2) This concept of system reserved variables is fundamental in most programming languages. For example PHP refers to them as Magic Constants. The Python example above to get a function name can be achieved in PHP using __FUNCTION__. More examples here.
From documentation:
Certain classes of identifiers (besides keywords) have special
meanings. These classes are identified by the patterns of leading and
trailing underscore characters:
_*
Not imported by from module import *. The special identifier _ is used in the interactive interpreter to store the result of the last
evaluation; it is stored in the builtin module. When not in
interactive mode, _ has no special meaning and is not defined. See
section The import statement.
Note The name _ is often used in conjunction with internationalization; refer to the documentation for the gettext
module for more information on this convention.
__ * __
System-defined names. These names are defined by the interpreter and its implementation (including the standard library). Current
system names are discussed in the Special method names section and
elsewhere. More will likely be defined in future versions of Python.

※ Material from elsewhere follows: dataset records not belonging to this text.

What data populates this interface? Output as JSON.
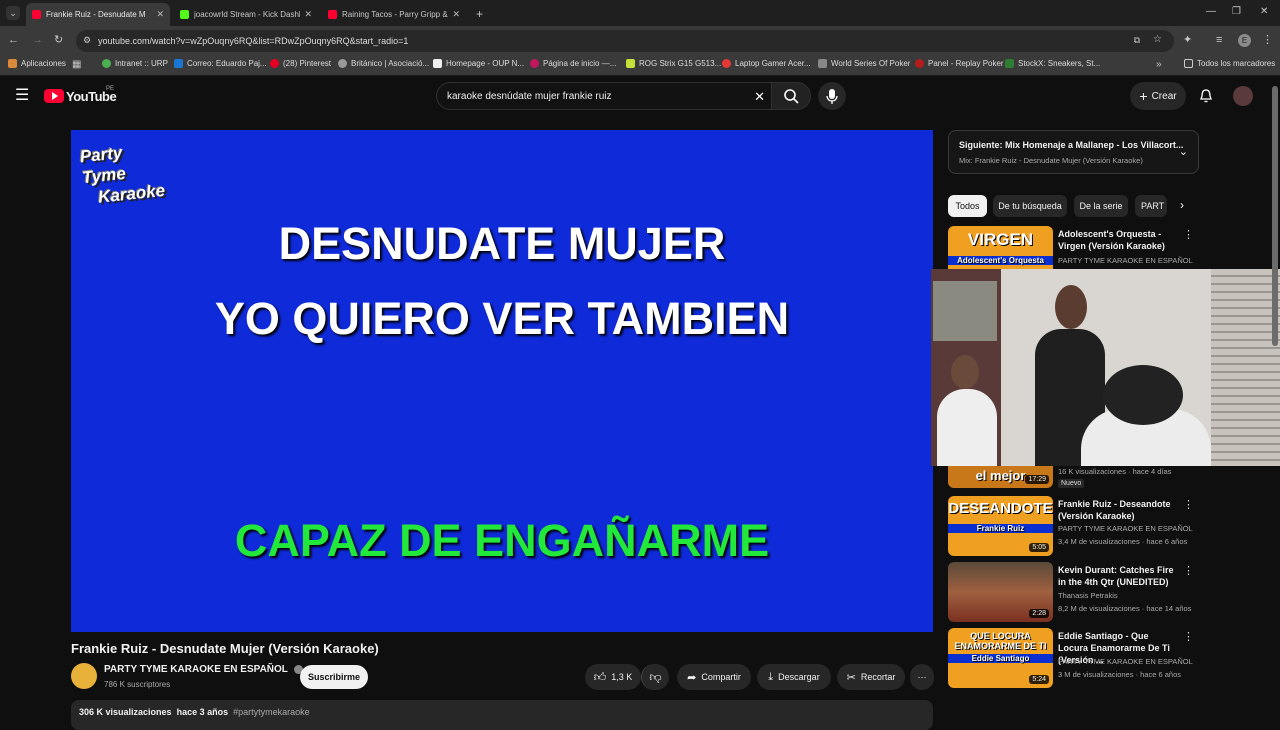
{
  "browser": {
    "tabs": [
      {
        "label": "Frankie Ruiz - Desnudate M",
        "color": "#ff0033",
        "active": true
      },
      {
        "label": "joacowrld Stream - Kick Dashbo",
        "color": "#53fc18",
        "active": false
      },
      {
        "label": "Raining Tacos - Parry Gripp & B",
        "color": "#ff0033",
        "active": false
      }
    ],
    "url": "youtube.com/watch?v=wZpOuqny6RQ&list=RDwZpOuqny6RQ&start_radio=1",
    "bookmarks": [
      "Aplicaciones",
      "Intranet :: URP",
      "Correo: Eduardo Paj...",
      "(28) Pinterest",
      "Británico | Asociació...",
      "Homepage - OUP N...",
      "Página de inicio —...",
      "ROG Strix G15 G513...",
      "Laptop Gamer Acer...",
      "World Series Of Poker",
      "Panel - Replay Poker",
      "StockX: Sneakers, St..."
    ],
    "all_bookmarks": "Todos los marcadores"
  },
  "header": {
    "logo_text": "YouTube",
    "region": "PE",
    "search_value": "karaoke desnúdate mujer frankie ruiz",
    "create_label": "Crear"
  },
  "player": {
    "logo_line1": "Party Tyme",
    "logo_line2": "Karaoke",
    "line1": "DESNUDATE MUJER",
    "line2": "YO QUIERO VER TAMBIEN",
    "line3": "CAPAZ DE ENGAÑARME"
  },
  "video": {
    "title": "Frankie Ruiz - Desnudate Mujer (Versión Karaoke)",
    "channel": "PARTY TYME KARAOKE EN ESPAÑOL",
    "subscribers": "786 K suscriptores",
    "subscribe_label": "Suscribirme",
    "likes": "1,3 K",
    "share_label": "Compartir",
    "download_label": "Descargar",
    "clip_label": "Recortar",
    "views": "306 K visualizaciones",
    "date": "hace 3 años",
    "hashtag": "#partytymekaraoke"
  },
  "sidebar": {
    "upnext_title": "Siguiente: Mix Homenaje a Mallanep - Los Villacort...",
    "upnext_sub": "Mix: Frankie Ruiz - Desnudate Mujer (Versión Karaoke)",
    "chips": [
      "Todos",
      "De tu búsqueda",
      "De la serie",
      "PART"
    ],
    "items": [
      {
        "thumb_text": "VIRGEN",
        "thumb_sub": "Adolescent's Orquesta",
        "title": "Adolescent's Orquesta - Virgen (Versión Karaoke)",
        "channel": "PARTY TYME KARAOKE EN ESPAÑOL",
        "meta": ""
      },
      {
        "thumb_text": "el mejor",
        "thumb_sub": "",
        "duration": "17:29",
        "title": "",
        "channel": "",
        "meta": "16 K visualizaciones · hace 4 días",
        "badge": "Nuevo"
      },
      {
        "thumb_text": "DESEANDOTE",
        "thumb_sub": "Frankie Ruiz",
        "duration": "5:05",
        "title": "Frankie Ruiz - Deseandote (Versión Karaoke)",
        "channel": "PARTY TYME KARAOKE EN ESPAÑOL",
        "meta": "3,4 M de visualizaciones · hace 6 años"
      },
      {
        "thumb_text": "",
        "thumb_sub": "",
        "duration": "2:28",
        "title": "Kevin Durant: Catches Fire in the 4th Qtr (UNEDITED)",
        "channel": "Thanasis Petrakis",
        "meta": "8,2 M de visualizaciones · hace 14 años"
      },
      {
        "thumb_text": "QUE LOCURA ENAMORARME DE TI",
        "thumb_sub": "Eddie Santiago",
        "duration": "5:24",
        "title": "Eddie Santiago - Que Locura Enamorarme De Ti (Versión ...",
        "channel": "PARTY TYME KARAOKE EN ESPAÑOL",
        "meta": "3 M de visualizaciones · hace 6 años"
      }
    ]
  },
  "colors": {
    "accent": "#ff0033",
    "player_bg": "#0f2ad8",
    "lyric_highlight": "#22e83c"
  }
}
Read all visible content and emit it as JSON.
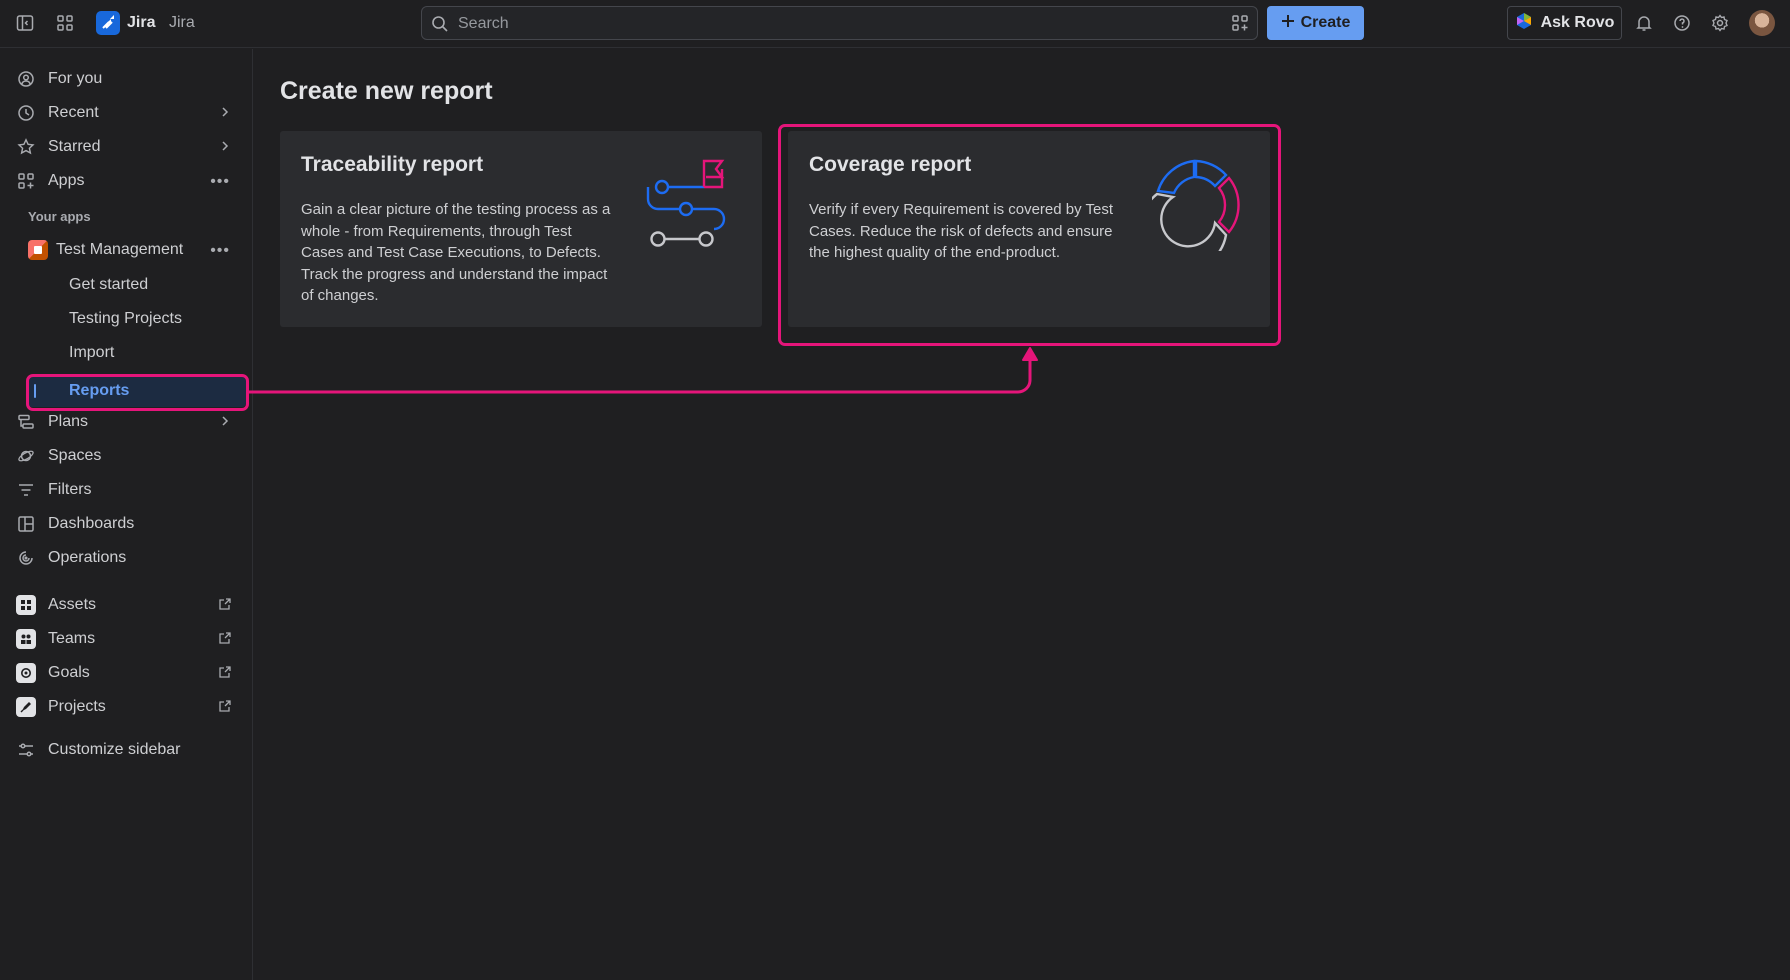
{
  "topbar": {
    "brand": "Jira",
    "brand_sub": "Jira",
    "search_placeholder": "Search",
    "create_label": "Create",
    "rovo_label": "Ask Rovo"
  },
  "sidebar": {
    "items": [
      {
        "label": "For you"
      },
      {
        "label": "Recent"
      },
      {
        "label": "Starred"
      },
      {
        "label": "Apps"
      }
    ],
    "your_apps_label": "Your apps",
    "app": {
      "label": "Test Management",
      "children": [
        "Get started",
        "Testing Projects",
        "Import",
        "Reports"
      ]
    },
    "items2": [
      {
        "label": "Plans"
      },
      {
        "label": "Spaces"
      },
      {
        "label": "Filters"
      },
      {
        "label": "Dashboards"
      },
      {
        "label": "Operations"
      }
    ],
    "external": [
      {
        "label": "Assets"
      },
      {
        "label": "Teams"
      },
      {
        "label": "Goals"
      },
      {
        "label": "Projects"
      }
    ],
    "customize_label": "Customize sidebar"
  },
  "main": {
    "title": "Create new report",
    "cards": [
      {
        "title": "Traceability report",
        "description": "Gain a clear picture of the testing process as a whole - from Requirements, through Test Cases and Test Case Executions, to Defects. Track the progress and understand the impact of changes."
      },
      {
        "title": "Coverage report",
        "description": "Verify if every Requirement is covered by Test Cases. Reduce the risk of defects and ensure the highest quality of the end-product."
      }
    ]
  },
  "colors": {
    "accent": "#669df1",
    "highlight": "#e5157a",
    "background": "#1f1f21",
    "card": "#2b2c2f"
  }
}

Any use of * names, in any context, that does not follow
explicitly documented use, is subject to breakage without warning.
__*
Class-private names. Names in this category, when used within the context of a class definition, are re-written to use a mangled form to
help avoid name clashes between “private” attributes of base and
derived classes. See section Identifiers (Names).
http://docs.python.org/reference/lexical_analysis.html#reserved-classes-of-identifiers
These are special methods that are called in specific contexts.

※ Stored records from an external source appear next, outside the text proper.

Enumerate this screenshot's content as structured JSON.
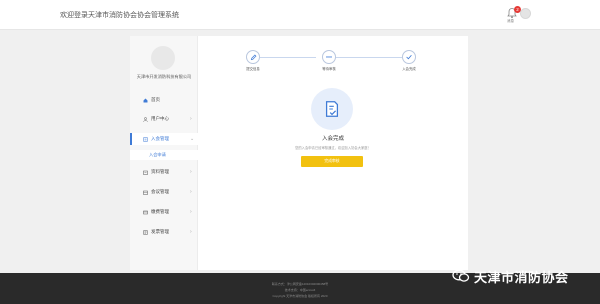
{
  "header": {
    "title": "欢迎登录天津市消防协会协会管理系统",
    "notification_count": "2",
    "notification_label": "消息"
  },
  "sidebar": {
    "company_name": "天津市开发消防科技有限公司",
    "items": [
      {
        "label": "首页",
        "icon": "home-icon"
      },
      {
        "label": "用户中心",
        "icon": "user-icon"
      },
      {
        "label": "入会管理",
        "icon": "document-icon",
        "active": true
      },
      {
        "label": "资料管理",
        "icon": "folder-icon"
      },
      {
        "label": "会议管理",
        "icon": "calendar-icon"
      },
      {
        "label": "缴费管理",
        "icon": "payment-icon"
      },
      {
        "label": "发票管理",
        "icon": "invoice-icon"
      }
    ],
    "sub_item": "入会申请"
  },
  "steps": [
    {
      "label": "提交信息",
      "icon": "pencil-icon"
    },
    {
      "label": "等待审核",
      "icon": "ellipsis-icon"
    },
    {
      "label": "入会完成",
      "icon": "check-icon"
    }
  ],
  "result": {
    "icon": "document-check-icon",
    "title": "入会完成",
    "description": "您的入会申请已经审核通过，欢迎加入协会大家庭！",
    "button_label": "完成审核"
  },
  "footer": {
    "line1": "联系方式：津公网安备12010302000458号",
    "line2": "技术支持：中国eccsoft",
    "line3": "Copyright 天津市消防协会 版权所有 2020"
  },
  "watermark": {
    "text": "天津市消防协会"
  },
  "colors": {
    "accent": "#3f7bd6",
    "button": "#f2c10f",
    "footer": "#2a2a2a",
    "badge": "#e53935"
  }
}
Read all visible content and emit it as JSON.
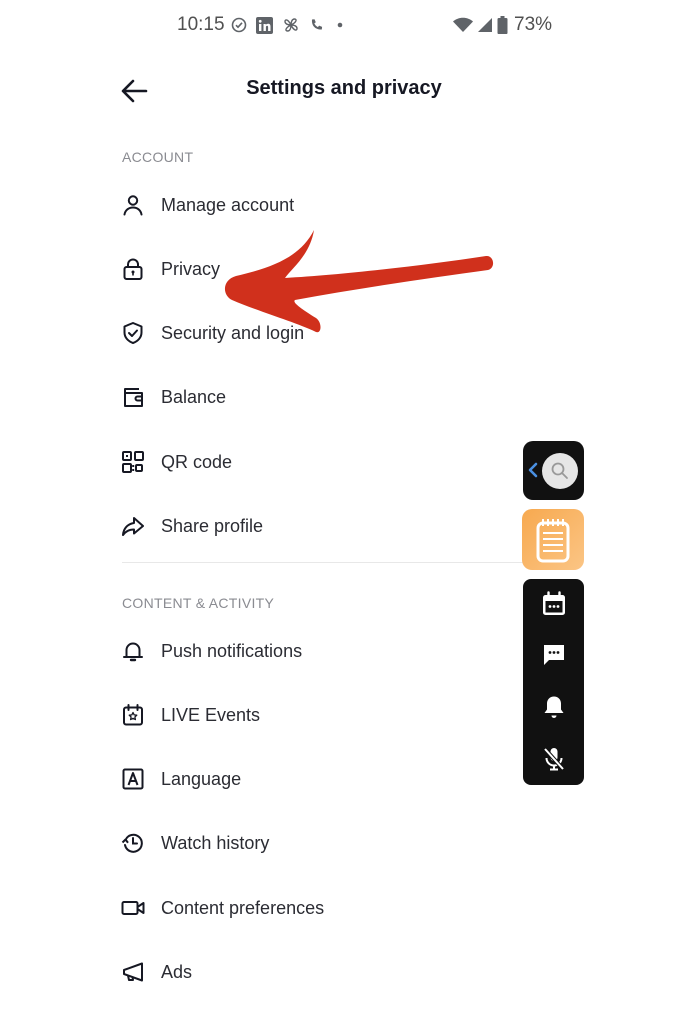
{
  "status_bar": {
    "time": "10:15",
    "left_icons": [
      "check-circle-icon",
      "linkedin-icon",
      "pinwheel-icon",
      "phone-icon",
      "dot-icon"
    ],
    "right_icons": [
      "wifi-icon",
      "signal-icon",
      "battery-icon"
    ],
    "battery": "73%"
  },
  "header": {
    "back_icon": "arrow-left-icon",
    "title": "Settings and privacy"
  },
  "sections": [
    {
      "label": "ACCOUNT",
      "items": [
        {
          "label": "Manage account",
          "icon": "person-icon"
        },
        {
          "label": "Privacy",
          "icon": "lock-icon"
        },
        {
          "label": "Security and login",
          "icon": "shield-check-icon"
        },
        {
          "label": "Balance",
          "icon": "wallet-icon"
        },
        {
          "label": "QR code",
          "icon": "qr-code-icon"
        },
        {
          "label": "Share profile",
          "icon": "share-arrow-icon"
        }
      ]
    },
    {
      "label": "CONTENT & ACTIVITY",
      "items": [
        {
          "label": "Push notifications",
          "icon": "bell-icon"
        },
        {
          "label": "LIVE Events",
          "icon": "calendar-star-icon"
        },
        {
          "label": "Language",
          "icon": "letter-a-icon"
        },
        {
          "label": "Watch history",
          "icon": "history-icon"
        },
        {
          "label": "Content preferences",
          "icon": "video-camera-icon"
        },
        {
          "label": "Ads",
          "icon": "megaphone-icon"
        }
      ]
    }
  ],
  "annotation": {
    "type": "red-arrow",
    "points_to": "Privacy",
    "color": "#d0301c"
  },
  "floating_toolbar": {
    "search_icon": "search-icon",
    "collapse_icon": "chevron-left-icon",
    "note_icon": "notepad-icon",
    "note_color": "#f7a94f",
    "items": [
      "calendar-icon",
      "chat-bubble-icon",
      "bell-icon",
      "mic-off-icon"
    ]
  }
}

Read the documentation for the details.:
A class can implement certain operations that are invoked by special
syntax (such as arithmetic operations or subscripting and slicing) by
defining methods with special names. This is Python’s approach to
operator overloading, allowing classes to define their own behavior
with respect to language operators. For instance, if a class defines a
method named __getitem__(), and x is an instance of this class, then
x[i] is roughly equivalent to x.__getitem__(i) for old-style classes
and type(x).__getitem__(x, i) for new-style classes. Except where
mentioned, attempts to execute an operation raise an exception when no
appropriate method is defined (typically AttributeError or TypeError).
To answer your second question, this convention is used in C with macros such as __FILE__. Guido van Rossum, the creator of Python, explicitly says this was his inspiration in his blog on the history of Python.
its used to indicate that the attributes are internal. there is no actual privacy in python, so these are used as hints yo indicate internals rather than api methods.